Tribunal Administratif de la Guadeloupe — Décision N° TA105-2400178

mardi 10 mars 2026

JuridictionTribunal Administratif de la Guadeloupe
SectionTribunal Administratif de la Guadeloupe
N° DossierTA105-2400178
TypeDécision
RecoursExcès de pouvoir
PublicationC
Formation1ère Chambre
Avocat requérantSCP (SERVICES CONSEILS PLAIDOIRIES) MORTON & ASSOCIES

Résumé IA

**Sujet principal** : Demande d'une agente contractuelle de la Région Guadeloupe au versement de la majoration de traitement DOM-TOM (40%) pour une période déterminée. **Juridiction** : Tribunal Administratif de la Guadeloupe (formation de première chambre). **Solution retenue** : Le tribunal rejette la requête.
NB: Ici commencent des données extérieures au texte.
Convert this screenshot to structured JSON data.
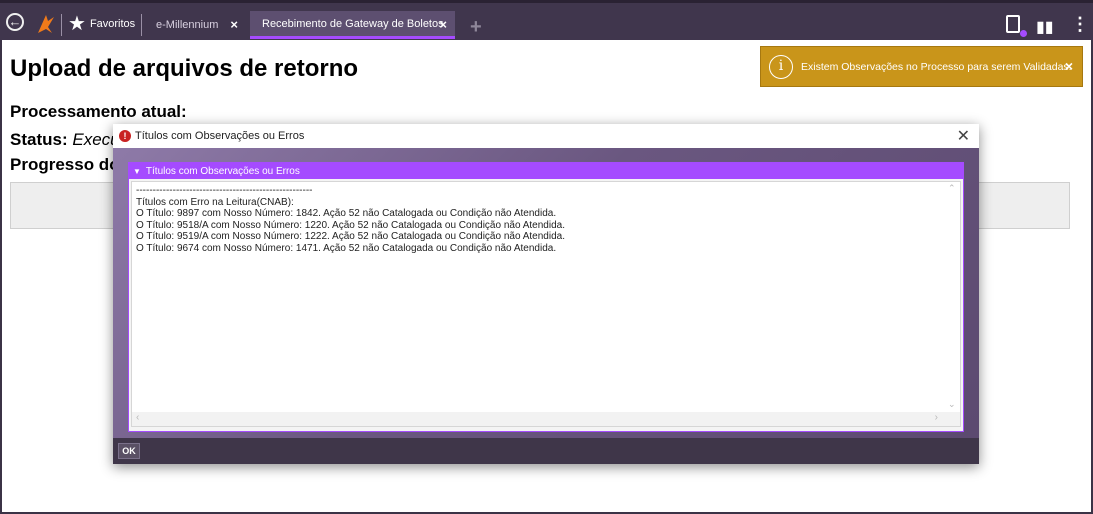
{
  "topbar": {
    "favorites_label": "Favoritos",
    "tabs": [
      {
        "label": "e-Millennium",
        "close": "×"
      },
      {
        "label": "Recebimento de Gateway de Boletos",
        "close": "×"
      }
    ],
    "add_tab": "+",
    "icons": [
      "back-icon",
      "logo-icon",
      "star-icon",
      "clipboard-icon",
      "chat-icon",
      "kebab-menu-icon"
    ],
    "accent_color": "#a54bff",
    "bar_color": "#40364d"
  },
  "page": {
    "title": "Upload de arquivos de retorno",
    "processing_label": "Processamento atual:",
    "status_label": "Status:",
    "status_value": "Execu",
    "progress_label": "Progresso do"
  },
  "notice": {
    "icon": "i",
    "text": "Existem Observações no Processo para serem Validadas.",
    "close": "×",
    "color": "#c9951a"
  },
  "dialog": {
    "title": "Títulos com Observações ou Erros",
    "close": "✕",
    "section_header": "Títulos com Observações ou Erros",
    "lines": [
      "-----------------------------------------------------",
      "Títulos com Erro na Leitura(CNAB):",
      "O Título: 9897 com Nosso Número: 1842. Ação 52 não Catalogada ou Condição não Atendida.",
      "O Título: 9518/A com Nosso Número: 1220. Ação 52 não Catalogada ou Condição não Atendida.",
      "O Título: 9519/A com Nosso Número: 1222. Ação 52 não Catalogada ou Condição não Atendida.",
      "O Título: 9674 com Nosso Número: 1471. Ação 52 não Catalogada ou Condição não Atendida."
    ],
    "ok_label": "OK"
  }
}
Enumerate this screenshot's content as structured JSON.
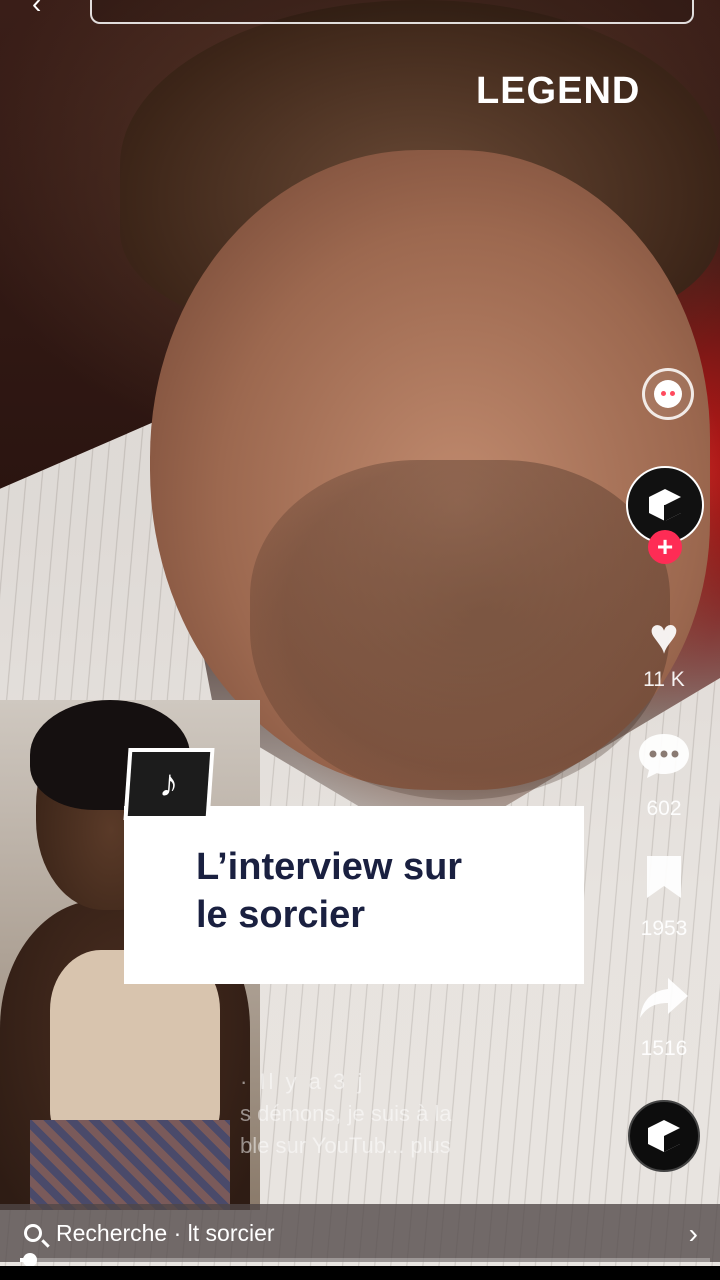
{
  "top": {
    "search_placeholder": ""
  },
  "watermark": "LEGEND",
  "actions": {
    "likes": "11 K",
    "comments": "602",
    "saves": "1953",
    "shares": "1516"
  },
  "title_card": {
    "text": "L’interview sur\nle sorcier"
  },
  "caption": {
    "meta": "· Il y a 3 j",
    "line1": "s démons, je suis à la",
    "line2": "ble sur YouTub... plus"
  },
  "bottom_search": {
    "label": "Recherche · lt sorcier"
  },
  "progress": {
    "value": 0.015
  }
}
Il estime que l'agent, ayant été transféré à la Région Guadeloupe à compter du 1er janvier 2017, n'est plus un fonctionnaire de l'État mais un agent territorial, et que la majoration de 40% (issue de la loi du 3 avril 1950 et des décrets de 1953 et 1957) est réservée aux seuls fonctionnaires de l'État en service dans le département. **Textes appliqués** : Loi n° 50-407 du 3 avril 1950, décret n°53-1266 du 22 décembre 1953, décret n°57-87 du 28 janvier 1957, décret n° 2016-1055 du 1er août 2016 relatif au transfert des services des CREPS aux régions.

Texte intégral

Vu la procédure suivante :

Par une requête, enregistrée le 12 février 2024, Mme B... A..., représentée par Me Niberon, demande au tribunal :

1°) de condamner la région Guadeloupe au versement de la somme de 21 896,82 euros qui lui est due au titre de la majoration de traitement DOM TOM pour la période du 1er janvier 2018 au 31 octobre 2020 ;

2°) de mettre à la charge de la région Guadeloupe la somme de 3 500 euros en application de l’article L. 761-1 du code de justice administrative.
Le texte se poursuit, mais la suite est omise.